2.4.1. Op grond van de stukken en het verhandelde ter zitting is gebleken dat [bedrijf] bamboe importeert en vervolgens gedurende drie maanden opkweekt en op kleur brengt. Daarna wordt het bamboe verwerkt in bloemstukken en verkocht aan onder meer groothandelaren. Hetgeen [appellant] in hoger beroep naar voren heeft gebracht geeft geen aanleiding voor het oordeel dat de rechtbank ten onrechte heeft overwogen dat [bedrijf] zich in hoofdzaak richt op het verwerken van gewassen, namelijk het opkweken van bamboe en het verwerken ervan tot eindproduct. Gelet hierop en in aanmerking genomen de ruime definitie in het bestemmingsplan van het begrip "agrarisch verwerkingsbedrijf", heeft de rechtbank met juistheid overwogen dat het college zich terecht op het standpunt heeft gesteld dat het bouwplan voorziet in een agrarisch verwerkingsbedrijf als bedoeld in het bestemmingsplan. Dit betekent dat het bouwplan thans zonder vrijstelling kan worden gerealiseerd, omdat het in overeenstemming is met het bestemmingsplan. Nu niet is gebleken van bijzondere omstandigheden op grond waarvan een belang bij een inhoudelijke beoordeling van de verleende vrijstelling kan worden aangenomen, heeft de rechtbank voorts met juistheid overwogen dat [appellant] geen belang meer heeft bij een beoordeling van de rechtmatigheid van de verleende vrijstelling.

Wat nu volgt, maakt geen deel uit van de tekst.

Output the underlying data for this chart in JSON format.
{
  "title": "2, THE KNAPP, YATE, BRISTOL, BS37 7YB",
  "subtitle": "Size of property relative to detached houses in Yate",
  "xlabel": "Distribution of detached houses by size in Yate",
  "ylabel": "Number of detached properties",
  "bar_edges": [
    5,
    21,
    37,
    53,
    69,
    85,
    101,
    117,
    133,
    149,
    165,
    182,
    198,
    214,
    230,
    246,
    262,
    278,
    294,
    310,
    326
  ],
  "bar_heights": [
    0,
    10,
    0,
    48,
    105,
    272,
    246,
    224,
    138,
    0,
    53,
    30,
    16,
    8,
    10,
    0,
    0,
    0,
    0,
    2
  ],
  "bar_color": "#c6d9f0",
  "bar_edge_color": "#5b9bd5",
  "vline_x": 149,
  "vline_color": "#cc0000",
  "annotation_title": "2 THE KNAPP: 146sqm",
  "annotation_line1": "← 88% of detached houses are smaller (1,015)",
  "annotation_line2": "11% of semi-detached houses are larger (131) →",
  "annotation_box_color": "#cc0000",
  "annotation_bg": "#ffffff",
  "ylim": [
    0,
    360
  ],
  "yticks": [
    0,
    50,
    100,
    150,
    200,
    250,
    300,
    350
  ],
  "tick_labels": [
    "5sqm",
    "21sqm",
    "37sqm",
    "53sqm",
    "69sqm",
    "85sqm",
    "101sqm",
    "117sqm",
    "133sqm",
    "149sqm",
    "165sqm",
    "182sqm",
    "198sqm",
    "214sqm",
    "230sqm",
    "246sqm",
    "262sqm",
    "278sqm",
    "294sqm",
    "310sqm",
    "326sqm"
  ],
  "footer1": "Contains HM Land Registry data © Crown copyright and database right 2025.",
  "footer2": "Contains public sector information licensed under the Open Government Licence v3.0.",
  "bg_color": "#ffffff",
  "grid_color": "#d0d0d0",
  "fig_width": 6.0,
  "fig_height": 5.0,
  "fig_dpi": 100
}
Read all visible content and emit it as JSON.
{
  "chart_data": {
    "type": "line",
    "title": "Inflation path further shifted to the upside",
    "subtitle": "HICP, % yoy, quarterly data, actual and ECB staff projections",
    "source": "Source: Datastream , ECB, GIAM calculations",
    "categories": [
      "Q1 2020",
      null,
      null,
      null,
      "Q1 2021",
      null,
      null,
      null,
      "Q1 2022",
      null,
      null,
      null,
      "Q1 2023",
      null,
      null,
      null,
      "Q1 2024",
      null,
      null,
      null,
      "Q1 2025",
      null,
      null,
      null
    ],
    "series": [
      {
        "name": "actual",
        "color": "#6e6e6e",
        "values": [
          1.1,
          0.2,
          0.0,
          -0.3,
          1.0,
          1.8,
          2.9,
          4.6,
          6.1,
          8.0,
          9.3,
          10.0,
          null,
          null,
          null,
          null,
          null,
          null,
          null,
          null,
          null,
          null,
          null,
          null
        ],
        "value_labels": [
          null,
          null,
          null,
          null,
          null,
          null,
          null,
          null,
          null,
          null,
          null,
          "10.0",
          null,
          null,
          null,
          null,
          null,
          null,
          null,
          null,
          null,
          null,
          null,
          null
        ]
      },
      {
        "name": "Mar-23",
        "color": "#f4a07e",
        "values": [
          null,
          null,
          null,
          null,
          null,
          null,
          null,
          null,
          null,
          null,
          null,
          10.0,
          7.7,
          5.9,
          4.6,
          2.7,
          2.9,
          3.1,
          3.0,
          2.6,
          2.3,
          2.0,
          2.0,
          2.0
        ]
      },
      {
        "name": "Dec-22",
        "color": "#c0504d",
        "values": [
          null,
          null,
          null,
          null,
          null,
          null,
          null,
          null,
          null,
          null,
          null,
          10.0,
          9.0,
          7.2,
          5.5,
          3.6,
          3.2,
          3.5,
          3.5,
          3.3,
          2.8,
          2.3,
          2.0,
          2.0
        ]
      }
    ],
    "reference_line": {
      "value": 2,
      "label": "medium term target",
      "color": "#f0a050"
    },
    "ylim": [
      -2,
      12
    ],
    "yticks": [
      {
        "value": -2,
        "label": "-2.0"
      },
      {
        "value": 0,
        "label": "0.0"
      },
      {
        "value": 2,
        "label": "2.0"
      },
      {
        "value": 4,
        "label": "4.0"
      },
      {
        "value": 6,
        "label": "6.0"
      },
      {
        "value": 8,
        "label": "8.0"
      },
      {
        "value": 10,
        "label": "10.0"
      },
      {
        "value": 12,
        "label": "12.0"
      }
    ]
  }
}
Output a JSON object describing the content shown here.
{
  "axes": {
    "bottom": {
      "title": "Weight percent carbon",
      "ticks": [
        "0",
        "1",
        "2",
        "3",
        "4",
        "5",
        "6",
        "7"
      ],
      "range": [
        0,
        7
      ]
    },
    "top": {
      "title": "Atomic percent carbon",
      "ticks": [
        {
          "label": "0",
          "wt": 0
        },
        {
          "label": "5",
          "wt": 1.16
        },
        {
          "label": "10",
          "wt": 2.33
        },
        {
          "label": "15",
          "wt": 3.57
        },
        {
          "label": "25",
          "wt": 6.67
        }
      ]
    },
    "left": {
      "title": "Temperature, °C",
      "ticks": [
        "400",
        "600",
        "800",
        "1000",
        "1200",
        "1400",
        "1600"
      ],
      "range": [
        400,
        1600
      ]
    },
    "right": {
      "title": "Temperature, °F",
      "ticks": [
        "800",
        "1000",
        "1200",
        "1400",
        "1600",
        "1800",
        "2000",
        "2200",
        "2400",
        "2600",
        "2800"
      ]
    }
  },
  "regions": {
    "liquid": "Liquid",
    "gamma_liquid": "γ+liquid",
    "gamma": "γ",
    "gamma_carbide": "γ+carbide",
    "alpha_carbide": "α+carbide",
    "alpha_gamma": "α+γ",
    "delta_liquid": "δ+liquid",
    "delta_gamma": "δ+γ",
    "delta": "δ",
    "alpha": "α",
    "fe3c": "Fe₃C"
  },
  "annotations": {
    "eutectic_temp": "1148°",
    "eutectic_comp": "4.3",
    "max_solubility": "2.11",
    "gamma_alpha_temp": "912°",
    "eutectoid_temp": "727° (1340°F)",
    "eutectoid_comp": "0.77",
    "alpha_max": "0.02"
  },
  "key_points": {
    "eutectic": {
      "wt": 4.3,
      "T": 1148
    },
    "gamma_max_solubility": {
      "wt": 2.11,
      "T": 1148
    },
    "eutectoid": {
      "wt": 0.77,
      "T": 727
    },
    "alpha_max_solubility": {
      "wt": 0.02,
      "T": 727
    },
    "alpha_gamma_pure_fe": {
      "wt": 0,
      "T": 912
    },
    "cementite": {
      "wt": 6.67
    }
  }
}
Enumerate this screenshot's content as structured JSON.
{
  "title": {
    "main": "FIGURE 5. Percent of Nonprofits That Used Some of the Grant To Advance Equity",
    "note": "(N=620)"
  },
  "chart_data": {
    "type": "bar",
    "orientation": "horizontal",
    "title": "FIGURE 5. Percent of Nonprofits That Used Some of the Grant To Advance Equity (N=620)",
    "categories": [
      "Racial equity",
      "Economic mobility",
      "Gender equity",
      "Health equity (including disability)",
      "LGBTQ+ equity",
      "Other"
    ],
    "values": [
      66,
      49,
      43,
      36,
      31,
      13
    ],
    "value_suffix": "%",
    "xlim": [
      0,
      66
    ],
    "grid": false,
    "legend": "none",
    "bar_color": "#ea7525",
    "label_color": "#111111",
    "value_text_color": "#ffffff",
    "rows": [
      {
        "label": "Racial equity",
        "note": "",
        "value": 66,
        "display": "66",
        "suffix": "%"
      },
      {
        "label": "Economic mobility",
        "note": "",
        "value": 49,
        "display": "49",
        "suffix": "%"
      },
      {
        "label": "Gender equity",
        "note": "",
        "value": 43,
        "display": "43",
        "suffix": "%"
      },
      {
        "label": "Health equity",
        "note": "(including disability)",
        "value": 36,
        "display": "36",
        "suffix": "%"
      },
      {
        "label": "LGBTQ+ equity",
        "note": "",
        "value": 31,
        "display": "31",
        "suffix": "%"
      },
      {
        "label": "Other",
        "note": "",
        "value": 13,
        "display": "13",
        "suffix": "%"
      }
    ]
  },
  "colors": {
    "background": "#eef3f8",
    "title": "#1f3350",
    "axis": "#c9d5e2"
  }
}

2.5. Het hoger beroep is ongegrond. De aangevallen uitspraak dient te worden bevestigd.
2.6. Voor een proceskostenveroordeling bestaat geen aanleiding.
De Afdeling bestuursrechtspraak van de Raad van State
Recht doende in naam der Koningin:
bevestigt de aangevallen uitspraak.
Aldus vastgesteld door mr. C.M. Ligtelijn-van Bilderbeek, voorzitter, en mr. W. Konijnenbelt en mr. H. Troostwijk, leden, in tegenwoordigheid van mr. M.A. Graaff-Haasnoot, ambtenaar van staat.